Survey data released Tuesday by Redfin found that 38% of early voters factored housing affordability into their choice between Harris and Trump. About one-third of respondents believe that rates will decline during a Trump presidency, compared to one-quarter who think the same under Harris. And more respondents believe rates will rise under Harris (32%) versus Trump (28%).
ICE Mortgage Technology reported this week that lower interest rates during the third quarter led to higher levels of home equity lending. Home equity withdrawals across both second-lien mortgages and cash-out refinances reached a two-year high mark in Q3 2024.
But even with a collective $48 billion in originations for these two categories from July through September, ICE reported that U.S. homeowners are touching only 0.42% of their tappable equity — the amount they can borrower against while keeping a 20% equity stake in the home.

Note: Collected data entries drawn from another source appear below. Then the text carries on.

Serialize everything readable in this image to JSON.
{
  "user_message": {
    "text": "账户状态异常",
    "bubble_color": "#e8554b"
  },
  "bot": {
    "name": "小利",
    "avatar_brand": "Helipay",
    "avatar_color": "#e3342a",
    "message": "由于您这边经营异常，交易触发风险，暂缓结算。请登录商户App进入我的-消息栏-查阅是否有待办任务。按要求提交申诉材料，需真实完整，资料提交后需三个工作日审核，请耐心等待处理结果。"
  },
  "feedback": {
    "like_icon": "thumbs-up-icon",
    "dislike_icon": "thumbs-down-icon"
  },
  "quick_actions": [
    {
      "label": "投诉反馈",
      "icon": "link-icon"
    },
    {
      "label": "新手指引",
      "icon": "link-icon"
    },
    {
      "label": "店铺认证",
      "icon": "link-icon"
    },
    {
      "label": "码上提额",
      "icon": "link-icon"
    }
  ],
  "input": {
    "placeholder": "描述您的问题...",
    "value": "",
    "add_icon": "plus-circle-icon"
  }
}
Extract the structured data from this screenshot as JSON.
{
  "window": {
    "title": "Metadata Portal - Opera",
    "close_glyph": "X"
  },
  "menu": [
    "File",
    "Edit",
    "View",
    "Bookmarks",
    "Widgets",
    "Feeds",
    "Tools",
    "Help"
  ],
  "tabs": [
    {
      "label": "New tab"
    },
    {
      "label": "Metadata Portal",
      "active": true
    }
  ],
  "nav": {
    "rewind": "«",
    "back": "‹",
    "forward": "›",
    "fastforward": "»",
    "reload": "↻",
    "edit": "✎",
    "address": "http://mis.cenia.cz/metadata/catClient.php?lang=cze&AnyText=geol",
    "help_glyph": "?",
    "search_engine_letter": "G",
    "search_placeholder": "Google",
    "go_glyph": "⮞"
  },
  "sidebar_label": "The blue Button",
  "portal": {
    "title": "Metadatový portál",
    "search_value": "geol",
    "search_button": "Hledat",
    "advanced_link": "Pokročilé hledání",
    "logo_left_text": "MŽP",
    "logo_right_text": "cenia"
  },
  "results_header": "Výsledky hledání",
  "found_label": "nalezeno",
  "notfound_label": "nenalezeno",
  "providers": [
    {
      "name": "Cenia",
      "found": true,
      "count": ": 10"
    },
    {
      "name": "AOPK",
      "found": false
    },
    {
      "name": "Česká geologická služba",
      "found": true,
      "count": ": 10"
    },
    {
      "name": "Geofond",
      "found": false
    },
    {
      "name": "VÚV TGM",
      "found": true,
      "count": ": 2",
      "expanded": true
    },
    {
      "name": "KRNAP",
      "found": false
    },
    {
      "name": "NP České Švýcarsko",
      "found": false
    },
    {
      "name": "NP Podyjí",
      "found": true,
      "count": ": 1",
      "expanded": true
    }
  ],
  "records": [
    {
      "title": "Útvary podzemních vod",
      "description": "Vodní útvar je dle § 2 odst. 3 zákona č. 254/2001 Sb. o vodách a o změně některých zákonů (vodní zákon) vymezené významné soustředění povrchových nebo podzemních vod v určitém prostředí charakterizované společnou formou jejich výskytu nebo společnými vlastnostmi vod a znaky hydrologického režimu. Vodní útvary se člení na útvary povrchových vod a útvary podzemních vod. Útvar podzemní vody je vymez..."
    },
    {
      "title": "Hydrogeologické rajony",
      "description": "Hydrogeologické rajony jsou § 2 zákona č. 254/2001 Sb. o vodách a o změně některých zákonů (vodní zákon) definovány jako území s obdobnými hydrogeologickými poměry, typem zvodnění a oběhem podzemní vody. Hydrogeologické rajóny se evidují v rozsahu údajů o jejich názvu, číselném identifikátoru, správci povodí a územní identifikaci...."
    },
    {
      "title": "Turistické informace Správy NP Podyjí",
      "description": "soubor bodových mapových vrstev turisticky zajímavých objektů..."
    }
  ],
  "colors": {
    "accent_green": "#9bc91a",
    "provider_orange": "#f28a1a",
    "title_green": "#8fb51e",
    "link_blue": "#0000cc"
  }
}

The 10-year average extraction rate is 0.92%. Second mortgages are 26% below their historic utilization rate, while cash-out refis are 69% below normal.
ICE noted that “elevated interest rates have been a deterrent to homeowner equity utilization in recent quarters, as 30-year mortgage rates climbed at times into the high 7% range, curtailing cash-out refinance activity, and the average introductory rate on second lien home equity lines of credit (HELOCs) rose above 9.5%.”
If Fed policymakers continue on their rate-cutting path, however, this could make home equity loan products “more affordable and more attractive,” ICE concluded.

“Since the Fed began its latest cycle of rate hikes, the monthly payment needed to withdraw $50K via a HELOC more than doubled, from as low as $167 per month back in March 2022 to $413 in January of this year,” Andy Walden, the company’s vice president of research and analysis, said in a statement.